Kegiatan belajar-mengajar di akademi Eleino hari ini diliburkan, para murid diperbolehkan untuk pulang ke rumah masing-masing menginga kondisi bangunan akademi yang lebih dari separuhnya hancur karena serangan kemarin.

Namun tidak semua murid pulang ke rumah mereka, beberapa nampak berkumpul di depan ruang senjata menunggu pintunya yang sedang dibuka.
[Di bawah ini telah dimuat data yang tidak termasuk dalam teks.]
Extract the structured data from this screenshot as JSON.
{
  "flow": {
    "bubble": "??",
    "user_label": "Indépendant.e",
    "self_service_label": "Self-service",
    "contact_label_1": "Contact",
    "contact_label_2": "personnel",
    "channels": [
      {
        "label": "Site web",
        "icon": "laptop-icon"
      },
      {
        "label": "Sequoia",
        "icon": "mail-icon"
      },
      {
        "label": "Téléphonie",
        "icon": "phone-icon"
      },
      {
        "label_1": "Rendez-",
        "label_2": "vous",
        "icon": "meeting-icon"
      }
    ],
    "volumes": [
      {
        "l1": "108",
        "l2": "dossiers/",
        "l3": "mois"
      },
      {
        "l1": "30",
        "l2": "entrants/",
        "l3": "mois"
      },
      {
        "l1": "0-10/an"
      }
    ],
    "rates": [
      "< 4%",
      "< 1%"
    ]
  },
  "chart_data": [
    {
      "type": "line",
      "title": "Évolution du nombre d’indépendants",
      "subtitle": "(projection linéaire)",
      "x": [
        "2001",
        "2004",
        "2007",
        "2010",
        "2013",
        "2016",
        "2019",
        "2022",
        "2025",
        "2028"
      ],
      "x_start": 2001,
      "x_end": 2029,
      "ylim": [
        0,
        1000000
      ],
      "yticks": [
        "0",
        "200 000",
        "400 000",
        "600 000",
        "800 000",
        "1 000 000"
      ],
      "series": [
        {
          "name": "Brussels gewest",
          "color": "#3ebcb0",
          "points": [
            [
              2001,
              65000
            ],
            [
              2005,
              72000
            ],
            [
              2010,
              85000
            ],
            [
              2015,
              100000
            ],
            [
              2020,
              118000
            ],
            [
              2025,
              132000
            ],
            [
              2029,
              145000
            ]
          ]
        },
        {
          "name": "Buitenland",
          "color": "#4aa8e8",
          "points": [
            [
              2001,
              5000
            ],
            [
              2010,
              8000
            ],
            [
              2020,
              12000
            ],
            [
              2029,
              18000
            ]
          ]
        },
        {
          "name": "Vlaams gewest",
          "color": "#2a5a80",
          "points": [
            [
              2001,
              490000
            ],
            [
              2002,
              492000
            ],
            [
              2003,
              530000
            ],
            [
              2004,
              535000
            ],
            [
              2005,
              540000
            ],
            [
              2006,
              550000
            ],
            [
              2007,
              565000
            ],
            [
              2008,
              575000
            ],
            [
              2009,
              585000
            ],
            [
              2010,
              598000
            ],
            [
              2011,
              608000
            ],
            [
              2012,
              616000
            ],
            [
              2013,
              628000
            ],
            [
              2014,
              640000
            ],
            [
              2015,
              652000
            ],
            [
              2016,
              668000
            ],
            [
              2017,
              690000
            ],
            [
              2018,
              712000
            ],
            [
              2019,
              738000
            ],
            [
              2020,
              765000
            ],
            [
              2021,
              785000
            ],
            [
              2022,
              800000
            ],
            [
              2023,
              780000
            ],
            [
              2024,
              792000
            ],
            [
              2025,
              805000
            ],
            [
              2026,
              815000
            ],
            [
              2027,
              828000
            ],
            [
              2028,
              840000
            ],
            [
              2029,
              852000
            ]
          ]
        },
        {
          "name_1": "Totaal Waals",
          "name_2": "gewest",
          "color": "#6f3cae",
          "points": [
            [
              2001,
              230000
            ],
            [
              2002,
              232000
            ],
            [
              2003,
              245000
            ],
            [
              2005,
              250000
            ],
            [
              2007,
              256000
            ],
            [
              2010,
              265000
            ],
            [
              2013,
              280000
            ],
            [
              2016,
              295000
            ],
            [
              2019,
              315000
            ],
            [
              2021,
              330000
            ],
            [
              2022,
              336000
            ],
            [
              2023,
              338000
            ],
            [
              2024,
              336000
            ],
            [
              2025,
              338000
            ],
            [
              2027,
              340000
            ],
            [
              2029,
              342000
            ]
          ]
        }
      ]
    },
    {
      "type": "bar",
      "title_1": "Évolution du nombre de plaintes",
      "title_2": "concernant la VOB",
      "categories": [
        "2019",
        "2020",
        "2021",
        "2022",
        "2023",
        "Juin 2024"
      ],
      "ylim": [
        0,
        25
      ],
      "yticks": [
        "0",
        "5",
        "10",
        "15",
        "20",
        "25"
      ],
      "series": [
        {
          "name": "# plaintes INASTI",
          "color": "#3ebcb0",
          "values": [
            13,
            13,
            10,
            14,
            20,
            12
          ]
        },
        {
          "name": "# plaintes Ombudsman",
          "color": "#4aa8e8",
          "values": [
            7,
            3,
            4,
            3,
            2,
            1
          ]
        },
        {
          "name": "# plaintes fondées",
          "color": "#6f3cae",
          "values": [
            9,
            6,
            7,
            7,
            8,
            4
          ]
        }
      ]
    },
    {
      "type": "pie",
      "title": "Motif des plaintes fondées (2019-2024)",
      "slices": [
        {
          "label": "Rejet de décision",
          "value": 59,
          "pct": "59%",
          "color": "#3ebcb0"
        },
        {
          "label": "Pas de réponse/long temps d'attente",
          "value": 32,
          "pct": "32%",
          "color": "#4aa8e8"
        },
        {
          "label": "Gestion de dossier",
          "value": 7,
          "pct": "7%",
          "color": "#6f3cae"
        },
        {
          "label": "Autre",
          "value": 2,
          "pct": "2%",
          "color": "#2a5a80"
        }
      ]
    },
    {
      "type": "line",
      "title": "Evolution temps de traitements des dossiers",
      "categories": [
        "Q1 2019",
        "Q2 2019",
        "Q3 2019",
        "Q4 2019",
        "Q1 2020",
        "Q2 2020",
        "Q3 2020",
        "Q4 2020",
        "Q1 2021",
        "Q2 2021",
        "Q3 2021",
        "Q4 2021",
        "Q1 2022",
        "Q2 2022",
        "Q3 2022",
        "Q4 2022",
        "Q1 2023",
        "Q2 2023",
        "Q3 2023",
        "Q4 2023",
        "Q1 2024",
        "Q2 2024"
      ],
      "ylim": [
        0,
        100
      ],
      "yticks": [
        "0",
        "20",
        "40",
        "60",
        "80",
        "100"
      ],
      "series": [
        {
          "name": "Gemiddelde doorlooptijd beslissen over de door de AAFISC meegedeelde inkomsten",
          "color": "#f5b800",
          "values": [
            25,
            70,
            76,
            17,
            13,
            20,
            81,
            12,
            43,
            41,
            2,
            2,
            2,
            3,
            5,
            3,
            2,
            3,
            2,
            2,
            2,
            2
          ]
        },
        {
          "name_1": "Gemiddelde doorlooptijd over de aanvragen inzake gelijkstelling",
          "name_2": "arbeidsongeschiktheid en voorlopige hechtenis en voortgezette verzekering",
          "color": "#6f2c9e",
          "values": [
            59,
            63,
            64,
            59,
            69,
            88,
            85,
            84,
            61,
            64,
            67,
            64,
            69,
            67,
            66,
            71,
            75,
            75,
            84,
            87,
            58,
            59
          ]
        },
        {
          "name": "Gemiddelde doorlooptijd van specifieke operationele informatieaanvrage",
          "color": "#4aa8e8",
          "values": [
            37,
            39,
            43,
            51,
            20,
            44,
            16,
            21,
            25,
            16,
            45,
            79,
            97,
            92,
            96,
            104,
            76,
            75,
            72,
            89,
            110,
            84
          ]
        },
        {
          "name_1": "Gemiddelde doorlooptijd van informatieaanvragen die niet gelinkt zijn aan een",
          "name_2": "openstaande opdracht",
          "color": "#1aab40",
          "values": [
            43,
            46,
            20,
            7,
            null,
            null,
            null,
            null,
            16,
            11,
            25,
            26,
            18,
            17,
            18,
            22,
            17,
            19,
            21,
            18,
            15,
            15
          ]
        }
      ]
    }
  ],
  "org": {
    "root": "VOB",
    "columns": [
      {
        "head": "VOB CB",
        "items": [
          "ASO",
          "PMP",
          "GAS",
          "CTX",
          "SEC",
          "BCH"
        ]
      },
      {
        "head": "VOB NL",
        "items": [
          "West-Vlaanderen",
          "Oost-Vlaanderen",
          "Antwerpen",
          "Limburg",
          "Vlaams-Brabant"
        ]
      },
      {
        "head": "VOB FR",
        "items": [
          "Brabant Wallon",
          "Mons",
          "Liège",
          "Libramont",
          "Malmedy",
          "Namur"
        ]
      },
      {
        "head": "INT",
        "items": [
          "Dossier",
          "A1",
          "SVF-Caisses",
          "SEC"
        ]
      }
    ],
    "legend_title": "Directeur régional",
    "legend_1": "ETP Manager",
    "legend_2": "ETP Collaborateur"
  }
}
Mereka adalah Althea, Raphael, Artemis dan Jade.

"Aku masih tidak mengerti, bagaimana gadis itu bisa tau kalau pelakunya ada diErebos" ucap Jade menatap Althea curiga. "Dan bagaimana bisa ayahmu percaya padanya begitu saja Arte" ucapnya kini para Artemis.

"Hey Arte! Jawab aku" ucap Jade yang nampak geram seraya memegang pundak Arte.

Plak

Artemis sontak menepis tangan Jade, "Cukup Jade, kami semua sedang dirundung duka. Ayahku tidak mau menimbulkan kericuhan dengan berita hilangnya putri Eleino, akupun tidak mau jika ibuku harus menanggung sakitnya jika ia sampai tau. Kau tidak akan mengerti rasanya kehilangan orang yang kau sayangi!" salak Artemis kehilangan kendali.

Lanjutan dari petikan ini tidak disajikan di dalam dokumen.